Loss Not Decreasing After 10K Steps

Question

Loss Not Decreasing After 10K Steps

Opened this issue 3 months ago · 0 comments

After reading the ControlNet paper and documentation the architecture seemed suitable to generate ultrasound images for a given tumor mask.
As an starting point a dataset consisting of ~750 images with tumor segmentations as conditioning is used for training.

Training is performed with a batch size of 24 at 512x512 on a H100, taking ~2s per step.
An epoch is just 32 steps and overfitting is therefore expected after 10K steps, which equals to 600 epochs.

The Stable Diffusion backbone is frozen and only the newly added control_model is trained.
Input normalization is also validated, images are in range [-1,1] and the segmentation masks are normalized to [0,1]

Here is an example epoch 1 and 9, the train/loss_epoch is basically the same.

Epoch 1: 1/1000 [00:21<5:57:00, 21.44s/it, loss=0.166, v_num=1.41e+7, train/loss_simple_step=0.180, train/loss_step=0.180, lr_step=1e-5, global_step=1e+3, train/loss_simple_epoch=0.168, train/loss_epoch=0.168, lr_epoch=1e-5]

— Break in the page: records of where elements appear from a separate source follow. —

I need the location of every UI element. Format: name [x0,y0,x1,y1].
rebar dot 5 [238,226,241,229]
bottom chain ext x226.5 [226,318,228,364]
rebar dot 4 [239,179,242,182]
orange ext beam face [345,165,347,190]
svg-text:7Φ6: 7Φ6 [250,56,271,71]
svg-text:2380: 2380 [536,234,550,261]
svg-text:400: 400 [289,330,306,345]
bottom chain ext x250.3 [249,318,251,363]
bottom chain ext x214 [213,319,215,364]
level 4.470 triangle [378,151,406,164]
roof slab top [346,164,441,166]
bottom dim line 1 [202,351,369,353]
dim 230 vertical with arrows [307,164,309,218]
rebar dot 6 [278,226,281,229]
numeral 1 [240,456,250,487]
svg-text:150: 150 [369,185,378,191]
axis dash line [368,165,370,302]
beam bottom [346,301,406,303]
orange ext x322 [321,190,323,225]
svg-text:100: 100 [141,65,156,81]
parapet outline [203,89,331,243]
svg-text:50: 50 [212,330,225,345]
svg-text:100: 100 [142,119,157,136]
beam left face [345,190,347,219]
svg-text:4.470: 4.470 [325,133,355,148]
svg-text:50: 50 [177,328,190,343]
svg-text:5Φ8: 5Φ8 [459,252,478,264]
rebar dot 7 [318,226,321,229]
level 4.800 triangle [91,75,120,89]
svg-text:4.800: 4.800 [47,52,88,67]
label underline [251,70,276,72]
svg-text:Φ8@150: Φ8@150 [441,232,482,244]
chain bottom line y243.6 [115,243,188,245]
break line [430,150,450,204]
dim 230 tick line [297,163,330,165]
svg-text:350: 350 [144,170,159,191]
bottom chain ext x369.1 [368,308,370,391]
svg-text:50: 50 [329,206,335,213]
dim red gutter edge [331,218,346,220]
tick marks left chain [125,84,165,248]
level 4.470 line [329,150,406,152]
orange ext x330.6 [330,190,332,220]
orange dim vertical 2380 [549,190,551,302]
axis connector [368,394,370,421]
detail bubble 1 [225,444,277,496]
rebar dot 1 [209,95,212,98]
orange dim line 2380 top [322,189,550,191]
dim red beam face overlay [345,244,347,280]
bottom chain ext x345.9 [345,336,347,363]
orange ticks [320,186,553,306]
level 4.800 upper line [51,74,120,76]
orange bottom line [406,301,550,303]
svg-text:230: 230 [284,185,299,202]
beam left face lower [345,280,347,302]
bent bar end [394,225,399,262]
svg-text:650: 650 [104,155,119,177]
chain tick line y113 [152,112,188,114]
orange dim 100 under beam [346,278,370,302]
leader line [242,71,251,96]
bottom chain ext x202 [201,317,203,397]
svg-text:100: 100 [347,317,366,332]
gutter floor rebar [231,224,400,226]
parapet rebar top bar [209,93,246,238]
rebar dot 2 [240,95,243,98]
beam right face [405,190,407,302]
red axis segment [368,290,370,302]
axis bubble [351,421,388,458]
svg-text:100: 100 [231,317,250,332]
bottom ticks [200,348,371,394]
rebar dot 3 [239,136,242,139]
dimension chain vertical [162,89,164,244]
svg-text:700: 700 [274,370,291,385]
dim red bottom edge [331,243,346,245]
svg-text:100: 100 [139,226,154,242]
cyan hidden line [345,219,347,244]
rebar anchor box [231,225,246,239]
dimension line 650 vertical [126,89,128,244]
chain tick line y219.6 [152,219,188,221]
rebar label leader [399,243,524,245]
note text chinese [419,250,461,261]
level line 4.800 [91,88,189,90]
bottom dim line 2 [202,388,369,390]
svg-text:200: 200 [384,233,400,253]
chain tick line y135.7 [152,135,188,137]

Epoch 10: 1/1000 [00:21<6:00:32, 21.65s/it, loss=0.176, v_num=1.41e+7, train/loss_simple_step=0.189, train/loss_step=0.189, lr_step=1e-5, global_step=1e+4, train/loss_simple_epoch=0.166, train/loss_epoch=0.166, lr_epoch=1e-5]

As a sanity check I gave a house as a prompt with a zero mask and a high quality image of a house was generated, verifying the ControlNet model correctly adopted the pretrained Stable Diffusion model.

What could be the reason for the loss to not become lower, even when forcefully trying to overfit on a small dataset?

Any starting points would be helpful!